Cutting out the mental chatter - but is there a place for self talk?

I have always loved words and stories, both printed and spoken. Languages fascinate me; their roots and origins, similarities and differences. Unsurprisingly therefore I am one of those Yogis that loves the Sanskrit names of poses and mantras chanted in Sanskrit. I understand completely though that many, if not the majority of people who attend weekly local yoga classes are less than interested in  adding trying to memorise and understand Sanskrit words on top of concentrating on the pose, the breath, the alignment and whatever else the teacher chooses to throw in. I learn aurally too so words my teacher says to me stay with me long after class is over.

Words  have undeniable power , and most of us are aware on some level of our own chatter inside our heads, a good deal of which is self talk and the stories we choose to tell ourselves to support those self talk statements.
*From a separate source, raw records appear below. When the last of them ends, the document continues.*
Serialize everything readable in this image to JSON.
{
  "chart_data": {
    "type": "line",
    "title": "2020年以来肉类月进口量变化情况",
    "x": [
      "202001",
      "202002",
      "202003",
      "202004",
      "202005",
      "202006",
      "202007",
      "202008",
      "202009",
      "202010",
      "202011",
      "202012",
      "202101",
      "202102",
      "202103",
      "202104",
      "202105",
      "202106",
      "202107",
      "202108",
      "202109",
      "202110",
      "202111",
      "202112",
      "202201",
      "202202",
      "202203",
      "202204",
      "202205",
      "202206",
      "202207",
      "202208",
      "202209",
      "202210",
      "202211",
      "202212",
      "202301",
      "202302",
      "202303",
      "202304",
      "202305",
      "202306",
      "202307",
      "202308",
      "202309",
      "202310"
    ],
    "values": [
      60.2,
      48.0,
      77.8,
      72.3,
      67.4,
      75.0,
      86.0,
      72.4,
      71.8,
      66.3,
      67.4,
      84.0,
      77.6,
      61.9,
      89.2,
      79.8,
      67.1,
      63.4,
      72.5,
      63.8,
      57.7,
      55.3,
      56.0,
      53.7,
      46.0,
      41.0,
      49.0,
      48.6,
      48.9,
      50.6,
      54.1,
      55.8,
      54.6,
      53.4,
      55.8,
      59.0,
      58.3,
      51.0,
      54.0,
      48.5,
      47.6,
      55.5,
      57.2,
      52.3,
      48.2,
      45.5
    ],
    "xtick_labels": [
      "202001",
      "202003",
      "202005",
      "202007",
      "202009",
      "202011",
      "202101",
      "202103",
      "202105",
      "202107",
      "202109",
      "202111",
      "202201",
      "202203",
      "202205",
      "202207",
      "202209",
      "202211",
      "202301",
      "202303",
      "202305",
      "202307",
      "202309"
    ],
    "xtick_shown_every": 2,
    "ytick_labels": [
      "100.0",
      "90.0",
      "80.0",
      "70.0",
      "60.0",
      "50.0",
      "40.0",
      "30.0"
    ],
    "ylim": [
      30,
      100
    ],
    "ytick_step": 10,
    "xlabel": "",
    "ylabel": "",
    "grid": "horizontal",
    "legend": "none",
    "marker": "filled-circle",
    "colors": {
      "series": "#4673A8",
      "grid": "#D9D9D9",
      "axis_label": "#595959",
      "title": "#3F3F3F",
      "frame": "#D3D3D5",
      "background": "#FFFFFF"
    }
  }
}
Maybe you know the ones I mean:

  • "I'll never be able to do that"
  • "I'm too fat/old/weak/inflexible for this"
  • "That looks scary"
  • "Yay - I finally nailed that pose!"
  • "Last time I tried this it was a disaster"

On top of the kind of statements above, we contend with other voices in our head:

  • "Must remember to pick up some milk when I fill up the car with petrol"
  • "Hope to goodness he/she fed the dog"
  • "Wonder if I should really take this time out for myself when there's so much to do"
  • "This mat smells horrible"

Yoga with its emphasis on concentration, focus and using the breath as a means to do this is a tried and tested route to stilling the busyness of the mind. In Sutra 1.2 Patanjali specifically refers to the cessation of fluctuations of the mind - or put more prosaically, cutting out the chatter in one's head. Certainly the examples I've given above would generally be unhelpful to a quiet and focused mind or preparation for either meditation or asana practice. Nothing is more certain than if we think we cannot do something we will fulfil that prophecy. If we fill out minds with the minutiae of every life and its dramas we will never find time to look more deeply at ourselves and find our true selves deep inside. 

Despite all that here's my confession on this subject. Sometimes I still the internal chatter with a more focused and upbeat version. Faced with something in a yoga practice that I find challenging or difficult two things happen. The first is that I hear my own teacher's voice inside my head guiding me through, and I hear my own self talk mantra of positive outcomes. It may just as simple as repeating 'I am calm and strong' to myself or 'breathe evenly' and hey presto the negative chatter disappears. Powerful magic this yoga!